28 thoughts on “Bleh

  1. Bleh or not, I really enjoyed that little ramble. The bird story is uplifting in a tiny blue bunting sort of way ….

  2. I use mine as a “sort of electronic diary” that other people can read.

    And I post in it only when I feel like it and have time.

  3. I am going to lovingly disagree. I love your writing; I look forward to it every day. It gives me a glimpse into your life from afar and makes you feel a lot closer than the width of the continent. You make me laugh, cry, and look at the world differently, all it a good way. I can understand needing a change of routine, but never think that your writing doesn’t matter, because it does.

  4. Oh Sally. Nothing you ever write is bleh! Everything bring some suet of inspiration. You are so clever with your words. And your love for your father is so evident. Please don’t punish us by not writing. I love reading your posts. And blue birds lying on porches and especially phones that don’t exist.

    1. Aw, Donna. You’re so very kind. I DO love my father — and I think that’s part of why writing about this stage in his life is so hard. I wish everyone knew him before all this, you know?

  5. Your writing is not blah. You consistently remind me to look at life with gratefulness, that it’s ok to feel things, and to enjoy the moments. The drama of Hollywood would like us to believe the ‘big’ things are what we should be looking for and noticing, when it’s really the beauty in the small things that make life worth living. I actually think you are incredibly gifted Sally! Write On…

  6. I think it’s what I like most… the bleh. The seemingly mundane. The calm.

    When you write, I get to know you better. Which I love. πŸ’›πŸŒΌπŸŒΈπŸ’›

    1. It’s when the blehs take over that we’re in trouble, right? Maybe they’re like seasonal allergies — they’ll run their course and disappear.

  7. Sweet Sally, take a break if you need to, but never think that your writing doesn’t matter. It matters terribly.
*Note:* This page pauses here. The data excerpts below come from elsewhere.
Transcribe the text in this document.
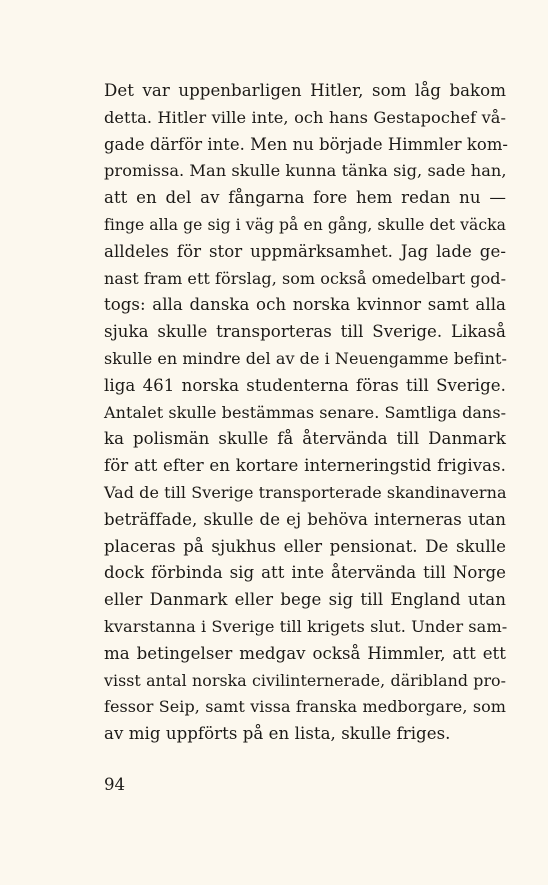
Det var uppenbarligen Hitler, som låg bakom
detta. Hitler ville inte, och hans Gestapochef vå-
gade därför inte. Men nu började Himmler kom-
promissa. Man skulle kunna tänka sig, sade han,
att en del av fångarna fore hem redan nu —
finge alla ge sig i väg på en gång, skulle det väcka
alldeles för stor uppmärksamhet. Jag lade ge-
nast fram ett förslag, som också omedelbart god-
togs: alla danska och norska kvinnor samt alla
sjuka skulle transporteras till Sverige. Likaså
skulle en mindre del av de i Neuengamme befint-
liga 461 norska studenterna föras till Sverige.
Antalet skulle bestämmas senare. Samtliga dans-
ka polismän skulle få återvända till Danmark
för att efter en kortare interneringstid frigivas.
Vad de till Sverige transporterade skandinaverna
beträffade, skulle de ej behöva interneras utan
placeras på sjukhus eller pensionat. De skulle
dock förbinda sig att inte återvända till Norge
eller Danmark eller bege sig till England utan
kvarstanna i Sverige till krigets slut. Under sam-
ma betingelser medgav också Himmler, att ett
visst antal norska civilinternerade, däribland pro-
fessor Seip, samt vissa franska medborgare, som
av mig uppförts på en lista, skulle friges.
94
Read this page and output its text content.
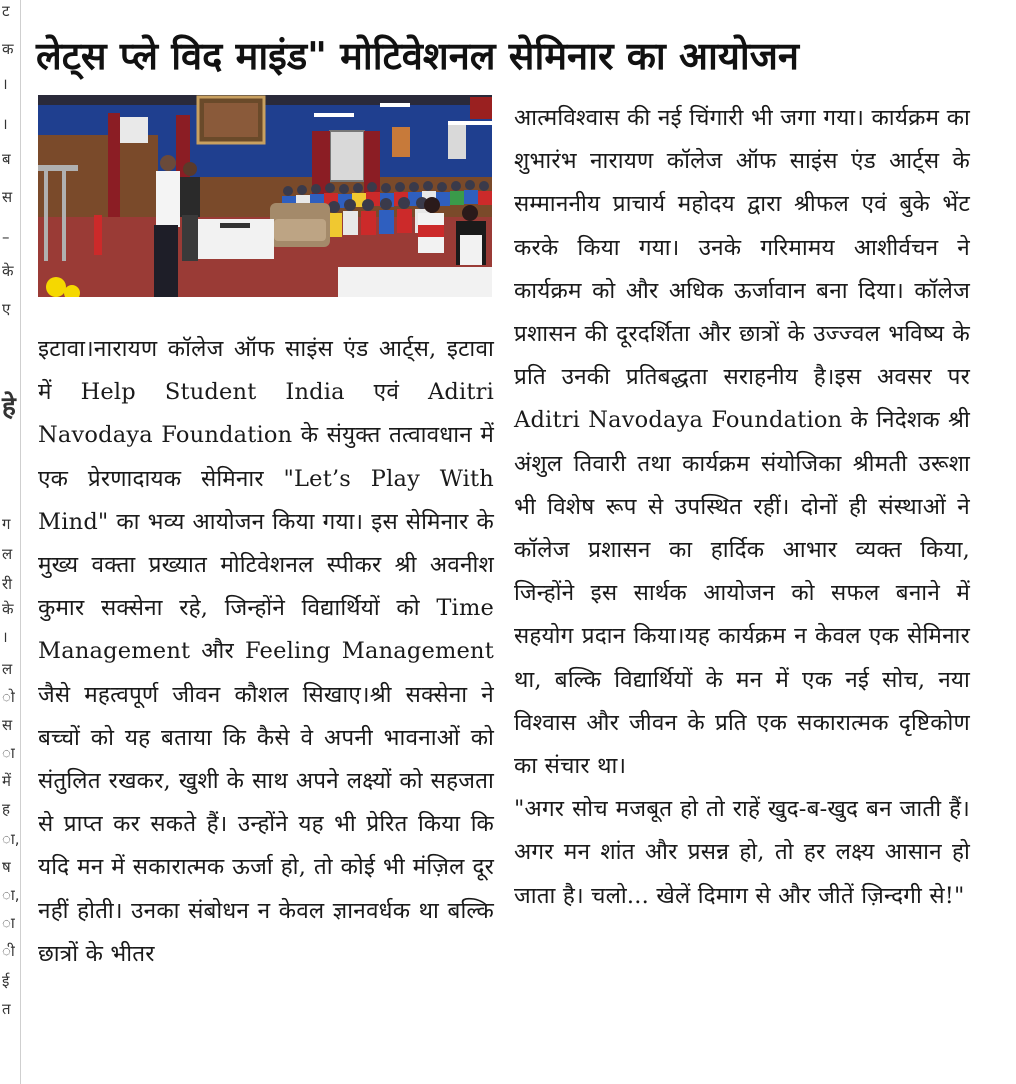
ट
क
।
।
ब
स
–
के
ए
हे
ग
ल
री
के
।
ल
ो
स
ा
में
ह
ा,
ष
ा,
ा
ी
ई
त
लेट्स प्ले विद माइंड" मोटिवेशनल सेमिनार का आयोजन

इटावा।नारायण कॉलेज ऑफ साइंस एंड आर्ट्स, इटावा में Help Student India एवं Aditri Navodaya Foundation के संयुक्त तत्वावधान में एक प्रेरणादायक सेमिनार "Let’s Play With Mind" का भव्य आयोजन किया गया। इस सेमिनार के मुख्य वक्ता प्रख्यात मोटिवेशनल स्पीकर श्री अवनीश कुमार सक्सेना रहे, जिन्होंने विद्यार्थियों को Time Management और Feeling Management जैसे महत्वपूर्ण जीवन कौशल सिखाए।श्री सक्सेना ने बच्चों को यह बताया कि कैसे वे अपनी भावनाओं को संतुलित रखकर, खुशी के साथ अपने लक्ष्यों को सहजता से प्राप्त कर सकते हैं। उन्होंने यह भी प्रेरित किया कि यदि मन में सकारात्मक ऊर्जा हो, तो कोई भी मंज़िल दूर नहीं होती। उनका संबोधन न केवल ज्ञानवर्धक था बल्कि छात्रों के भीतर

आत्मविश्वास की नई चिंगारी भी जगा गया। कार्यक्रम का शुभारंभ नारायण कॉलेज ऑफ साइंस एंड आर्ट्स के सम्माननीय प्राचार्य महोदय द्वारा श्रीफल एवं बुके भेंट करके किया गया। उनके गरिमामय आशीर्वचन ने कार्यक्रम को और अधिक ऊर्जावान बना दिया। कॉलेज प्रशासन की दूरदर्शिता और छात्रों के उज्ज्वल भविष्य के प्रति उनकी प्रतिबद्धता सराहनीय है।इस अवसर पर Aditri Navodaya Foundation के निदेशक श्री अंशुल तिवारी तथा कार्यक्रम संयोजिका श्रीमती उरूशा भी विशेष रूप से उपस्थित रहीं। दोनों ही संस्थाओं ने कॉलेज प्रशासन का हार्दिक आभार व्यक्त किया, जिन्होंने इस सार्थक आयोजन को सफल बनाने में सहयोग प्रदान किया।यह कार्यक्रम न केवल एक सेमिनार था, बल्कि विद्यार्थियों के मन में एक नई सोच, नया विश्वास और जीवन के प्रति एक सकारात्मक दृष्टिकोण का संचार था।

"अगर सोच मजबूत हो तो राहें खुद-ब-खुद बन जाती हैं। अगर मन शांत और प्रसन्न हो, तो हर लक्ष्य आसान हो जाता है। चलो... खेलें दिमाग से और जीतें ज़िन्दगी से!"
  8. And yet that blue bunting bit is lovely. And while the part about your dad is heartbreaking in the day-to-day of living with it, it’s kind of one of those stories you tell years down the road and with it comes a little burst of laughter. Our minds are such strange creations. Praying for you today!

    1. It’s so hard for me to find the laughter in the situation with my father. He really is (or was) one of the smartest people I’ve ever known.

      When my oldest brother passed away, someone referred to him as a unique combination of genius and compassion. The apple didn’t fall far from the tree. That’s my father too.

      Thank you for your prayers.

  9. I bleh with (my) every post for years, now — but never yours. I would say that others reading you are or may soon have to deal with an aging parent. Letting them know what to expect — that it’s going to be devastating at times and not wave-awayable, is important. If it feels too invasive yet you need to be debriefed of it (we do — trust me, we do), then make it into a poem. Or a visual with torn book pages. Your posts are filled with love. You must know that by now. πŸ™‚ Go fishin’ if you have to, now and then, but not for long, please.

    1. Thank you so much. I’ve often said that nothing really prepares a person for parenting their parent. This has been by far the hardest stage of life for me. I think, though, that more and more people DO wave it off. Families are divided by distance and busyness, and certainly seem less hands-on in elder care than my mother’s or grandmother’s generations. I feel both privileged and exhausted to do what I do with my father.

      1. There is no time more exhausting in every way than such care, and yet, you’re absolutely right that it is a privilege.

    1. It’s funny, William, but I’ve thought more than once that it was very good of that bird to fly into my window. It’s hard to describe what it was like to hold that little life in my hand — it really weighed less than nothing — and then eventually see it fly away.